Se definiamo questo concetto, troviamo questo: si chiama “turismo” l’insieme di quelle attività che realizzano gli individui nel corso dei loro viaggi e soggiorni in luoghi differenti a quelli della vita abituale per un periodo di tempo inferiore all’anno; l’attività turistica generalmente si realizza per ozio, nonostante esistano pure il turismo commerciale ed altre ragioni. E’ precisamente questa attività che, dai suoi inizi e fino ad oggi, ha trasformato la nostra economia, geografia, lo spazio politico e la cultura comune; è per questo che al posto dei “terreni incolti”, ora disponiamo di piazze commerciali, alberghi, ville ed altri tipi di commercio che permettono il sostentamento di centinaia di famiglie. Le nostre “strade” oggi sono molto trafficate grazie alla grande affluenza di veicoli a motore che testimoniano la grande solidità ed importanza economica del comune. Le montagne oggi sono inesplorabili perché appartengono ad altre persone che, in determinati momenti, le hanno acquistate ed hanno fatto sì che le nostre famiglie passassero dall’essere semplici proprietari di terreni a persone abbienti del borgo.

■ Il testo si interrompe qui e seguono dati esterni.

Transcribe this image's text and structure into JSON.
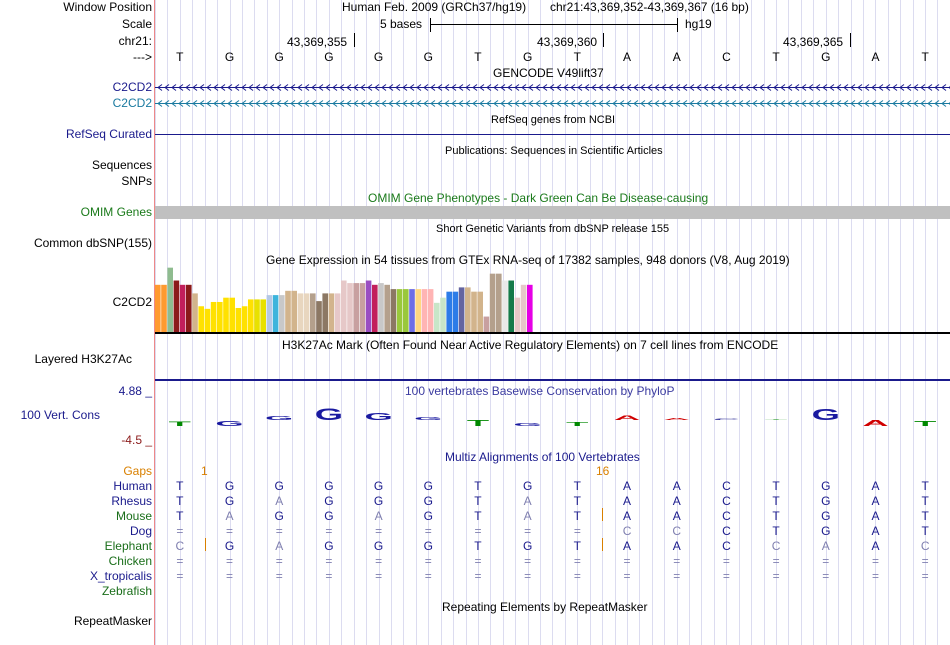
{
  "position": {
    "label": "Window Position",
    "assembly": "Human Feb. 2009 (GRCh37/hg19)",
    "coords": "chr21:43,369,352-43,369,367 (16 bp)"
  },
  "scale": {
    "label": "Scale",
    "bases": "5 bases",
    "db": "hg19"
  },
  "ruler": {
    "label": "chr21:",
    "marks": [
      "43,369,355",
      "43,369,360",
      "43,369,365"
    ]
  },
  "strand": {
    "label": "--->"
  },
  "bases": [
    "T",
    "G",
    "G",
    "G",
    "G",
    "G",
    "T",
    "G",
    "T",
    "A",
    "A",
    "C",
    "T",
    "G",
    "A",
    "T"
  ],
  "gencode": {
    "title": "GENCODE V49lift37",
    "genes": [
      "C2CD2",
      "C2CD2"
    ]
  },
  "refseq": {
    "title": "RefSeq genes from NCBI",
    "label": "RefSeq Curated"
  },
  "publications": {
    "title": "Publications: Sequences in Scientific Articles",
    "labels": [
      "Sequences",
      "SNPs"
    ]
  },
  "omim": {
    "title": "OMIM Gene Phenotypes - Dark Green Can Be Disease-causing",
    "label": "OMIM Genes",
    "color": "#1a7a1a"
  },
  "dbsnp": {
    "title": "Short Genetic Variants from dbSNP release 155",
    "label": "Common dbSNP(155)"
  },
  "gtex": {
    "title": "Gene Expression in 54 tissues from GTEx RNA-seq of 17382 samples, 948 donors (V8, Aug 2019)",
    "label": "C2CD2",
    "values": [
      0.55,
      0.55,
      0.75,
      0.6,
      0.55,
      0.55,
      0.45,
      0.3,
      0.27,
      0.35,
      0.35,
      0.4,
      0.4,
      0.28,
      0.3,
      0.38,
      0.38,
      0.38,
      0.43,
      0.43,
      0.43,
      0.48,
      0.48,
      0.45,
      0.45,
      0.45,
      0.36,
      0.45,
      0.45,
      0.45,
      0.6,
      0.57,
      0.57,
      0.57,
      0.6,
      0.55,
      0.57,
      0.55,
      0.5,
      0.5,
      0.5,
      0.5,
      0.5,
      0.5,
      0.5,
      0.34,
      0.4,
      0.47,
      0.47,
      0.52,
      0.52,
      0.47,
      0.47,
      0.18,
      0.68,
      0.68,
      0.6,
      0.6,
      0.4,
      0.55,
      0.55,
      0.6,
      0.6,
      0.6,
      0.6,
      0.6,
      0.6,
      0.5,
      0.68,
      0.52,
      0.75,
      0.75,
      0.45,
      0.45,
      0.45,
      0.42,
      0.6,
      0.6,
      0.6,
      0.6,
      0.52,
      0.52,
      0.08
    ],
    "colors": [
      "#ff9a30",
      "#ff9a30",
      "#8fbc8f",
      "#8b1a1a",
      "#c21f5b",
      "#8b1a1a",
      "#d2b48c",
      "#ffe100",
      "#ffe100",
      "#ffe100",
      "#ffe100",
      "#ffe100",
      "#ffe100",
      "#ffe100",
      "#ffe100",
      "#ffe100",
      "#e8e100",
      "#e8e100",
      "#b4c8e6",
      "#3cb4dc",
      "#c8c8c8",
      "#d2b48c",
      "#d2b48c",
      "#e8d6bf",
      "#e8d6bf",
      "#b4a08c",
      "#8c7864",
      "#8c7864",
      "#d2b48c",
      "#e6c8c8",
      "#e6c8c8",
      "#e6c8c8",
      "#c8a0a0",
      "#c8a0a0",
      "#9a4ec2",
      "#c21f5b",
      "#c8c8c8",
      "#b4a08c",
      "#8c7864",
      "#9ac83c",
      "#9ac83c",
      "#6e6ee6",
      "#ffd780",
      "#ffb4b4",
      "#ffb4b4",
      "#c8e6c8",
      "#c8e6c8",
      "#2c7ce8",
      "#2c7ce8",
      "#6464a0",
      "#d2b48c",
      "#d2b48c",
      "#d2b48c",
      "#c8a0a0",
      "#b4a08c",
      "#b4a08c",
      "#e8e8e8",
      "#147a4a",
      "#e6c8c8",
      "#e6c8c8",
      "#e600e6"
    ]
  },
  "h3k27ac": {
    "title": "H3K27Ac Mark (Often Found Near Active Regulatory Elements) on 7 cell lines from ENCODE",
    "label": "Layered H3K27Ac"
  },
  "phylop": {
    "title": "100 vertebrates Basewise Conservation by PhyloP",
    "label": "100 Vert. Cons",
    "max": "4.88 _",
    "min": "-4.5 _",
    "title_color": "#3c3ca0"
  },
  "multiz": {
    "title": "Multiz Alignments of 100 Vertebrates",
    "gaps_label": "Gaps",
    "gap_markers": [
      "1",
      "16"
    ],
    "species": [
      {
        "name": "Human",
        "color": "#1a1a8c",
        "bases": [
          "T",
          "G",
          "G",
          "G",
          "G",
          "G",
          "T",
          "G",
          "T",
          "A",
          "A",
          "C",
          "T",
          "G",
          "A",
          "T"
        ]
      },
      {
        "name": "Rhesus",
        "color": "#1a1a8c",
        "bases": [
          "T",
          "G",
          "A",
          "G",
          "G",
          "G",
          "T",
          "A",
          "T",
          "A",
          "A",
          "C",
          "T",
          "G",
          "A",
          "T"
        ]
      },
      {
        "name": "Mouse",
        "color": "#1a6e1a",
        "bases": [
          "T",
          "A",
          "G",
          "G",
          "A",
          "G",
          "T",
          "A",
          "T",
          "A",
          "A",
          "C",
          "T",
          "G",
          "A",
          "T"
        ]
      },
      {
        "name": "Dog",
        "color": "#1a1a8c",
        "bases": [
          "=",
          "=",
          "=",
          "=",
          "=",
          "=",
          "=",
          "=",
          "=",
          "C",
          "C",
          "C",
          "T",
          "G",
          "A",
          "T"
        ]
      },
      {
        "name": "Elephant",
        "color": "#1a6e1a",
        "bases": [
          "C",
          "G",
          "A",
          "G",
          "G",
          "G",
          "T",
          "G",
          "T",
          "A",
          "A",
          "C",
          "C",
          "A",
          "A",
          "C"
        ]
      },
      {
        "name": "Chicken",
        "color": "#1a6e1a",
        "bases": [
          "=",
          "=",
          "=",
          "=",
          "=",
          "=",
          "=",
          "=",
          "=",
          "=",
          "=",
          "=",
          "=",
          "=",
          "=",
          "="
        ]
      },
      {
        "name": "X_tropicalis",
        "color": "#1a1a8c",
        "bases": [
          "=",
          "=",
          "=",
          "=",
          "=",
          "=",
          "=",
          "=",
          "=",
          "=",
          "=",
          "=",
          "=",
          "=",
          "=",
          "="
        ]
      },
      {
        "name": "Zebrafish",
        "color": "#1a6e1a",
        "bases": []
      }
    ]
  },
  "repeatmasker": {
    "title": "Repeating Elements by RepeatMasker",
    "label": "RepeatMasker"
  },
  "colors": {
    "navy": "#1a1a8c",
    "teal": "#1a7aa0",
    "orange": "#d98000",
    "gray": "#c0c0c0"
  }
}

Però, senza dubbio, il punto più critico sono le “spiagge” dove ho avuto i miei incontri… Il nostro turismo è essenzialmente fatto di sole e di spiagge. Al cambiare la nostra economia, aprendo le porte a persone di altre culture, siamo stati privilegiati attraverso buoni esempi, con un facile accesso al denaro, nuove conoscenze, in fine, con comodità praticamente in tutto, perché siamo passati da sistemi rudimentali di pesca ed agricoltura ad intercambi commerciali e culturali, consolidandoci come una economia di servizio. Però coloro che ci offrono tutto ciò non sono come noi, non hanno i nostri costumi, vengono per un tempo definito, arrivano qui per riposare ed attendono da noi la migliore ospitalità. In quest’ottica è imprescindibile che noi “terreneri” comprendiamo che abbiamo scambiato la libertà di vivere come preferivamo nello stesso momento in cui abbiamo accettato i benefici del turismo. Oggi le spiagge sono libere… però con regole, non è possibile mantenere un turismo di sole e spiaggia in assenza di sicurezza e tranquillità. Chiarisco che non sarò mai d’accordo con la privatizzazione delle spiagge, ma comprendo che, per poter tenere accesso a una buona qualità di vita, è essenziale che gli investimenti abbiano la garanzia di tranquillità, sicurezza e di una buona fruizione da parte dei turisti e dei residenti. Abbiamo la possibilità di decidere: turismo ed investimenti a garanzia della sostenibilità di tutti o spiagge disorganizzate, basate sul criterio popolare di qualcuno che “le spiagge sono nostre”; se lo sono, con esse negoziamo ed è nostra responsabilità che il negozio continui ad essere lucrativo.